Filipenses, epístola a los
carta del apóstol Pablo escrita a los fieles de la Iglesia de Filipos, estando cautivo, lo más posible, en Éfeso, entre los años 52 y 54. Esta carta es la más afectuosa y personal del Apóstol, a una comunidad devota de él, generosa en sus contribuciones para la misión de Pablo, que le enviaron a Tesalónica, Flp 4, 16; y a Corinto, 2 Co 11, 9. A una de estas donaciones se debió la epístola, dineros llevados desde Filipos por Epafrodita, quien a su vez fue el portador de la epístola, tras recuperarse de una enfermedad grave, 2, 25-30. El Apóstol informa a la congregación filipense de su situación personal en la cárcel, pero se alegra, pues, según sus palabras, “lo que me ha sucedido ha contribuido más bien al progreso del Evangelio”, 1, 12; porque “Cristo es anunciado”, 1, 18; y “será glorificado”, 1, 20. Por lo tanto, dice a los filipenses que lo importante está en que lleven una vida digna del Evangelio, en que luchen por la fe del Evangelio sin dejarse intimidar; pues se les ha dado la gracia de que por Cristo, no sólo crean en él, sino que también padezcan por él.
Les exhorta a tener entre todos los mismos sentimientos que Cristo el cual “se humilló a sí mismo, obedeciendo hasta la muerte y muerte de cruz.

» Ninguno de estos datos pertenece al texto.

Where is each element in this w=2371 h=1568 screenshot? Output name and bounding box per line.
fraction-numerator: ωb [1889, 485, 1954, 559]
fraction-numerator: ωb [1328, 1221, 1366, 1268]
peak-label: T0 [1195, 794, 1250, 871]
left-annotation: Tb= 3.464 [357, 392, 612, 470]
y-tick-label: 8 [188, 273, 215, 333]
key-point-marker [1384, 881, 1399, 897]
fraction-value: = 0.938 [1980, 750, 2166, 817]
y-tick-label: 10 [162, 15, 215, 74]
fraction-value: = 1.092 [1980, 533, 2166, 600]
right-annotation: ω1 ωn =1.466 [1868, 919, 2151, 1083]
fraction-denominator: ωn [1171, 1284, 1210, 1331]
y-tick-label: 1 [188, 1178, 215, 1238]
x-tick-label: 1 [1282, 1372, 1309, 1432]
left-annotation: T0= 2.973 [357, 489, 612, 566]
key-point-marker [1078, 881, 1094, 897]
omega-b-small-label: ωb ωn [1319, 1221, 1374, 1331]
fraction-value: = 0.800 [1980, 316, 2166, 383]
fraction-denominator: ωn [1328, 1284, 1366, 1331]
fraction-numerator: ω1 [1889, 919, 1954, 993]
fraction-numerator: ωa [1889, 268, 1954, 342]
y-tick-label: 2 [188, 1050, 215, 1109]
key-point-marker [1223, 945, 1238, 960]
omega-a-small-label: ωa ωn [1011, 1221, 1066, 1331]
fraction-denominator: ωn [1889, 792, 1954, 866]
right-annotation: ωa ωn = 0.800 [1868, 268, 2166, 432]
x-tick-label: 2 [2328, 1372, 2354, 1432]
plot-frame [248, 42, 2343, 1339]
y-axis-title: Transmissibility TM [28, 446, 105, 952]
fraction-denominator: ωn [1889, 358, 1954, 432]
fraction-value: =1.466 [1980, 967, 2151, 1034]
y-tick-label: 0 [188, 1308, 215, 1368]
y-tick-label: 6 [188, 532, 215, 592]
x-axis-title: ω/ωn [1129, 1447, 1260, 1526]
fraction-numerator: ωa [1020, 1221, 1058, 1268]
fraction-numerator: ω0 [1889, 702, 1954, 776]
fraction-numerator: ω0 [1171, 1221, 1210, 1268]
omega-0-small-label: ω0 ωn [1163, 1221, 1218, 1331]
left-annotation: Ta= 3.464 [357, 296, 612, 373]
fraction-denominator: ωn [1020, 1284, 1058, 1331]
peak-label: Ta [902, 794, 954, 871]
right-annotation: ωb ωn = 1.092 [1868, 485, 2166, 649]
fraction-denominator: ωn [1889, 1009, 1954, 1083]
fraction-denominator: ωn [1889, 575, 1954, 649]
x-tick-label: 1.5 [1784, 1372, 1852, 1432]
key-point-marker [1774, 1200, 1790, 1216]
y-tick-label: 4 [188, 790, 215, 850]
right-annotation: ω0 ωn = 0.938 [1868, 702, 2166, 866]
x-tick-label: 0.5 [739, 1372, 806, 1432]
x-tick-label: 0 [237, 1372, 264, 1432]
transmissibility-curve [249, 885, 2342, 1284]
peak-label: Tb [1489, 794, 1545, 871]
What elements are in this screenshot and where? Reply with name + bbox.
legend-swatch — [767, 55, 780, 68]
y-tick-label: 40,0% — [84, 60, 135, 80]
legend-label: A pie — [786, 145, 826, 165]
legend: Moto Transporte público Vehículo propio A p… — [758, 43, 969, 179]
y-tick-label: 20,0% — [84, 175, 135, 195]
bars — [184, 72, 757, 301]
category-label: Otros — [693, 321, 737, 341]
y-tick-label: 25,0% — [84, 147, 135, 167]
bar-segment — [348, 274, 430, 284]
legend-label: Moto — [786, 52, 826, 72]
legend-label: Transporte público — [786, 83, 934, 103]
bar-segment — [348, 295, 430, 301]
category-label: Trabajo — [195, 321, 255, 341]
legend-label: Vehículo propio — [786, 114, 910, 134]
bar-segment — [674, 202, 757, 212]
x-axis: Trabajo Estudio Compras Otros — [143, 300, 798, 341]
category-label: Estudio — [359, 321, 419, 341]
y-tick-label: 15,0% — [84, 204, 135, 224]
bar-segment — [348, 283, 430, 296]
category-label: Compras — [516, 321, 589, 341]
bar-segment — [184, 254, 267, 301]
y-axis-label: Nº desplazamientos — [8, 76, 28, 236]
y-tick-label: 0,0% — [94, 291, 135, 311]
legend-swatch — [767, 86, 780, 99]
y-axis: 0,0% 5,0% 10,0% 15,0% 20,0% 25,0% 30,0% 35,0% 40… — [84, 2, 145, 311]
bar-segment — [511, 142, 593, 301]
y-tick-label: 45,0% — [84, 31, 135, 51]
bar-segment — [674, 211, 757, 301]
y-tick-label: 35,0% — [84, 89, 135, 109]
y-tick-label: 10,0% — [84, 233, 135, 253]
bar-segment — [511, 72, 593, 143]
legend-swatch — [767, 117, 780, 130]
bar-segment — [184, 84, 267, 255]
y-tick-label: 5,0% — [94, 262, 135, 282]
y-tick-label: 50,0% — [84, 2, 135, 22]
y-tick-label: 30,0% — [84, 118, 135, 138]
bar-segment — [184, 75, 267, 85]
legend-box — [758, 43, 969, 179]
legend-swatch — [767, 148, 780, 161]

Por lo cual Dios le exaltó”, 2, 8-9. Luego Pablo pasa a hablar del futuro, de su deseo de visitar a la congregación de Filipos, de su esperanza de enviarles a Timoteo, tan pronto se aclare su situación; les devuelve a Epafrodito, para quien pide la estimación de los filipenses, ya que estuvo a punto de morir por la obra de Cristo. Después, los exhorta a seguir el verdadero camino de la salvación, cuidándose de los perros, es decir, de los gentiles, de los malos obreros y de los falsos circuncisos, pues el verdadero circunciso es el que da culto según el Espíritu de Dios y se gloría en Cristo Jesús. Por último, los exhorta a mantenerse firmes y alegres en el Señor; les agradece las ayudas y se despide.